In order to produce robust smart contract functionalities, it is useful to learn from both Ethereum's successes and shortcomings. Therefore, we can look into the most common Ethereum attack vectors along with mitigation strategies, so that we can compare how much of this list applies to Cosmwasm. You will find that many of these attack vectors are closed by design, while a number remain, and a section is planned on avoiding the remaining issues.

  1. Reentrancy As discussed before, in CosmWasm, we return messages to execute other contracts in the same atomic operation, but after the contract has finished its execution. This is based on the actor model and avoids the possibility of reentrancy attacks. More specifically, there is never a volatile state when a contract is called.
  2. Arithmetic under/overflows Rust allows you to simply set overflow-checks = true in the Cargo manifest to abort the program if any overflow is detected. There is no way to opt out of safe math.
  3. Delegate Call In CosmWasm, there is no Delegate Call logic. You can import modules, but they are linked together at compile time, which allows them to be tested as a whole, and there are no subtle entry points inside a contract's logic.
  4. Default Visibilities Rather than auto-generating entry points for every function/method in your code (or worse, assuming public if not specified), the developer must clearly define a list of messages to be handled and dispatch them to the proper functions. This way, it is impossible to accidentally expose a function.
  5. Short Address/Parameter Attack This is an exploit that takes advantage of the RLP encoding mechanism and the fixed 32-byte stack size. It does not apply to CosmWasm's type-checking JSON parser.
  6. Unchecked CALL Return Values CosmWasm does not allow calling other contracts directly, but instead, sent messages will be dispatched by a router. The router will check the result of all messages, and if any message in the chain returns an error, the entire transaction is aborted, and state changes are rolled back. This allows you to safely focus on the success case when scheduling calls to other contracts, knowing all states will be rolled back if it does not go as planned.
  7. Uninitialized Storage Pointers CosmWasm doesn't automatically fill in variables, as you must explicitly load them from storage. Rust does not allow uninitialized variables anywhere, making storage explicit rather than implicit.
  8. Floating Points and Precision Both Solidity and CosmWasm have no support for floating-point operations due to possible non-determinism in rounding, which is CPU dependent. Solidity has no alternative to doing integer math, and many developers hand-roll integer approximations to decimal numbers, which may introduce rounding errors. In CosmWasm, you can import any Rust package and simply pick an appropriate package and use it internally.

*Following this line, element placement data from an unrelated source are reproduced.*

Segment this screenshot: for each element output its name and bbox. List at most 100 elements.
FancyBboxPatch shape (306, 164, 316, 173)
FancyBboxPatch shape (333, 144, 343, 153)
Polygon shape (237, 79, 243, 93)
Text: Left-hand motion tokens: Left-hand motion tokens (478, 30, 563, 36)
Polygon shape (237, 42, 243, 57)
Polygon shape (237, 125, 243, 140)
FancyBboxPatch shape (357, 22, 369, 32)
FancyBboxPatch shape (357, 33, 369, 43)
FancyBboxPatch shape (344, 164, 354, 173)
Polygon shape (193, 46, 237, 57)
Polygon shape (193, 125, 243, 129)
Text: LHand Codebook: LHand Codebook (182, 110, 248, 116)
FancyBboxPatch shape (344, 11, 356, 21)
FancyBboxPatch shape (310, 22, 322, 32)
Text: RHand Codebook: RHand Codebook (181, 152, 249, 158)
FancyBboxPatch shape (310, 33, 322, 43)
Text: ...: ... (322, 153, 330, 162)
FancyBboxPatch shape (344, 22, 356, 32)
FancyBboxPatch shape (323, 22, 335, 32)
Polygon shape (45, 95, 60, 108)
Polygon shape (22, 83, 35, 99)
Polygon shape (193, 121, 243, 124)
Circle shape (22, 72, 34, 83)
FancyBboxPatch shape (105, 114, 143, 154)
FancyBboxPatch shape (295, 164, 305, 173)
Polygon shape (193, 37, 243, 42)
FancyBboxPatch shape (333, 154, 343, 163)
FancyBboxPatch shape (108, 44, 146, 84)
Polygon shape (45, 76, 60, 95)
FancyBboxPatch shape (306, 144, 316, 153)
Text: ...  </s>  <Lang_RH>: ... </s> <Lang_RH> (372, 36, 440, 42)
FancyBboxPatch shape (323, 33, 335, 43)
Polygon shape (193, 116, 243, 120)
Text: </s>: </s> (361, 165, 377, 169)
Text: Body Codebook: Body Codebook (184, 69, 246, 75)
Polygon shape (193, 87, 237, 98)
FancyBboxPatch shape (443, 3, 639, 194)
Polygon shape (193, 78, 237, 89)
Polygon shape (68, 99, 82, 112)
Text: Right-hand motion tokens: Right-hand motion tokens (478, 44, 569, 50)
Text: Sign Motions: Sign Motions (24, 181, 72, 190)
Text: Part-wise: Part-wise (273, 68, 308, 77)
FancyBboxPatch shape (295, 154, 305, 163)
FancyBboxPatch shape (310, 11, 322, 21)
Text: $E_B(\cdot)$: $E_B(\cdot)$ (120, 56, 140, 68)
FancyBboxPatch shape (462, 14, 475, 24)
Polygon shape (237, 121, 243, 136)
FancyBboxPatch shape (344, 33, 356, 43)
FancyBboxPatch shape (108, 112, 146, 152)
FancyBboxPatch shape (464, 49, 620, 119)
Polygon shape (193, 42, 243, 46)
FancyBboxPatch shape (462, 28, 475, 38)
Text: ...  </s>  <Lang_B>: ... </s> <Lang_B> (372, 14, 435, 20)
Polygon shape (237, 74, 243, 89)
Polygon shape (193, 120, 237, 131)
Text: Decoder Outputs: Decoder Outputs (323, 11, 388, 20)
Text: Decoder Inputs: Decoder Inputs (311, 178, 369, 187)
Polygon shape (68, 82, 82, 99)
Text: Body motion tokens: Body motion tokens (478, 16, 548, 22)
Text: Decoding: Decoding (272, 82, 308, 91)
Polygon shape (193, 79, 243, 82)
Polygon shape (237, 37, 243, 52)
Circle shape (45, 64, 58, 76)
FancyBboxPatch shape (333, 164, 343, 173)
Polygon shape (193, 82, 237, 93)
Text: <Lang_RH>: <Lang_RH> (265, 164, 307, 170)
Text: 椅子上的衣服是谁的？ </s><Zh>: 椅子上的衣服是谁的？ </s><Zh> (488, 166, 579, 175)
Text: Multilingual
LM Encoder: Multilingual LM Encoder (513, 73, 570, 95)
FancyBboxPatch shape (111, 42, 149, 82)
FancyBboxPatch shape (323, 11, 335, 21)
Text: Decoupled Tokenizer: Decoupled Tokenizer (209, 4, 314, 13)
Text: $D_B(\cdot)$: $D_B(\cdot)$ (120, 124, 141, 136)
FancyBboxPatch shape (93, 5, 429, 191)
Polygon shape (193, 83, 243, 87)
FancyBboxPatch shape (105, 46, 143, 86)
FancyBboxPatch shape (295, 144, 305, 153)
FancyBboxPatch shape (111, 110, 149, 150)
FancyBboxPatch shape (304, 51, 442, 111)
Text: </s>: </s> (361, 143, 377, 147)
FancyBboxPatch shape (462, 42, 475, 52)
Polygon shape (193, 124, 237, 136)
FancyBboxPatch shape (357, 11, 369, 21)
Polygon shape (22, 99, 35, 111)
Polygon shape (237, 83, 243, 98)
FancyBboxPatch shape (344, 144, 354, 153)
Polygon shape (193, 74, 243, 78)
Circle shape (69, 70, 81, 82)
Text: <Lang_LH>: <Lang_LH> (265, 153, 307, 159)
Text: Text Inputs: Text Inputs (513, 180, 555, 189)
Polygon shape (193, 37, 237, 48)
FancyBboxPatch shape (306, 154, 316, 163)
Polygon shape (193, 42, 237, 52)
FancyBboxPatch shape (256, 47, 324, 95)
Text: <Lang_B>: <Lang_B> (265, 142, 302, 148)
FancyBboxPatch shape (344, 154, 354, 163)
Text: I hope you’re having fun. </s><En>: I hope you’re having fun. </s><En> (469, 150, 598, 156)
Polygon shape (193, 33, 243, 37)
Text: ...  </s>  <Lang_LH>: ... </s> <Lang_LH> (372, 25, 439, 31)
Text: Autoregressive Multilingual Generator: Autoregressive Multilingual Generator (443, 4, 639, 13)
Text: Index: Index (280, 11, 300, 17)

For example, you can use rust_decimal, "a Decimal implementation written in pure Rust suitable for financial calculations that require significant integral and fractional digits with no round-off errors," or it must be fixed to provide fixed-point decimal math. It supports up to 128-bit numbers, which is enough for 18 digits before the decimal and 18 afterward, which should be enough for any use case.
  9. Tx.Origin Authentication CosmWasm doesn't expose tx.origin, but only the contract or user directly calling the contract as params.message.signer. This means it is impossible to rely on the wrong authentication, as there is only one value to compare.